People visit a shopping center in Beijing on December 20, 2025. (AFP)
People visit a shopping center in Beijing on December 20, 2025. (AFP)

China on Wednesday listed more sectors eligible for foreign investment incentives, from tax breaks to preferential ​land use, in its latest effort to stem a prolonged decline in overseas capital inflows.

Under the 2025 edition of the catalogue of industries for encouraging foreign investment, China added more than 200 and revised about 300, with a ‌focus on ‌advanced manufacturing, modern services and ‌green ⁠and ​high-tech ‌sectors, the list jointly issued by the National Development and Reform Commission and the commerce ministry showed.

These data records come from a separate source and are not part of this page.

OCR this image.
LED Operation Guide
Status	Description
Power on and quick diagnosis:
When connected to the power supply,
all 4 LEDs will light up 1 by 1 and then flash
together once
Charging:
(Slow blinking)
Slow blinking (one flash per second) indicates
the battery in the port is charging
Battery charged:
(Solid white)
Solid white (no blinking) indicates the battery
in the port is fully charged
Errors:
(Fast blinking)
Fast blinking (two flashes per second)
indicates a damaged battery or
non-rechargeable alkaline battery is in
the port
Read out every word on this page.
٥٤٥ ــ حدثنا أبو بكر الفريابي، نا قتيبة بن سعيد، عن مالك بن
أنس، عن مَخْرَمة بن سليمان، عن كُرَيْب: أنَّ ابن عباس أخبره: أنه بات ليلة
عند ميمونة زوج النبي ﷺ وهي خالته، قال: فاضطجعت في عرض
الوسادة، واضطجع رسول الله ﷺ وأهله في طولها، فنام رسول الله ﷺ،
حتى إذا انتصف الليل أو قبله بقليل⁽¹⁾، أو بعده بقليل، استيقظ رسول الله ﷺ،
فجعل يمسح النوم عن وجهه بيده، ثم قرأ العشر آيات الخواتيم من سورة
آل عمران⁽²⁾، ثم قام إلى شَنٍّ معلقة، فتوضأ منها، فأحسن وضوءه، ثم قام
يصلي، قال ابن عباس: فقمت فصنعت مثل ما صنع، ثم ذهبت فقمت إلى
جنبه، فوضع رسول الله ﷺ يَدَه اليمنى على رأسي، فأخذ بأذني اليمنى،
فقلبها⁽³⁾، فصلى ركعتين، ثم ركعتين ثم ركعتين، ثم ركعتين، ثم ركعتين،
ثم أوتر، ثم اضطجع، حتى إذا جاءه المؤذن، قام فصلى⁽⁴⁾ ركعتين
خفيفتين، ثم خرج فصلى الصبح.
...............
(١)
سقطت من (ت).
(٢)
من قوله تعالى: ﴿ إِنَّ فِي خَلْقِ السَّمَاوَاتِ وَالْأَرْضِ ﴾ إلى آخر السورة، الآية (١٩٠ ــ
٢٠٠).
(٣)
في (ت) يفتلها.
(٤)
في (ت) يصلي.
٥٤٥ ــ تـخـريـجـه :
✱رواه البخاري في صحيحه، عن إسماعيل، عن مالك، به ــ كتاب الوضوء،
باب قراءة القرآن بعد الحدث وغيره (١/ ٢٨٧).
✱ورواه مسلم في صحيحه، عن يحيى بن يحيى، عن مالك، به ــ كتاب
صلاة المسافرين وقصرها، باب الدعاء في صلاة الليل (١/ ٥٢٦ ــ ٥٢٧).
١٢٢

The new catalogue, which takes effect on February 1, 2026, replaces the 2022 version and continues a policy framework ⁠that offers foreign-invested enterprises tariff exemptions on imported equipment, preferential ‌land pricing, reduced corporate income ‍tax rates in ‍designated regions and tax credits for reinvestment ‍of profits.

The catalogue also extends incentives to central and western regions, as well as the northeast and Hainan, as Beijing seeks to attract ​more foreign investment into less developed areas.

China has in recent months ⁠taken a raft of measures to boost foreign investment, including pilot programs in Beijing, Shanghai and other regions to expand market access in services such as telecoms, healthcare and education, amid trade tensions with the United States.

Foreign direct investment in China totaled 693.2 billion yuan ($98.84 billion) from January to November this year, down 7.5% from the ‌same period last year, data from the commerce ministry showed.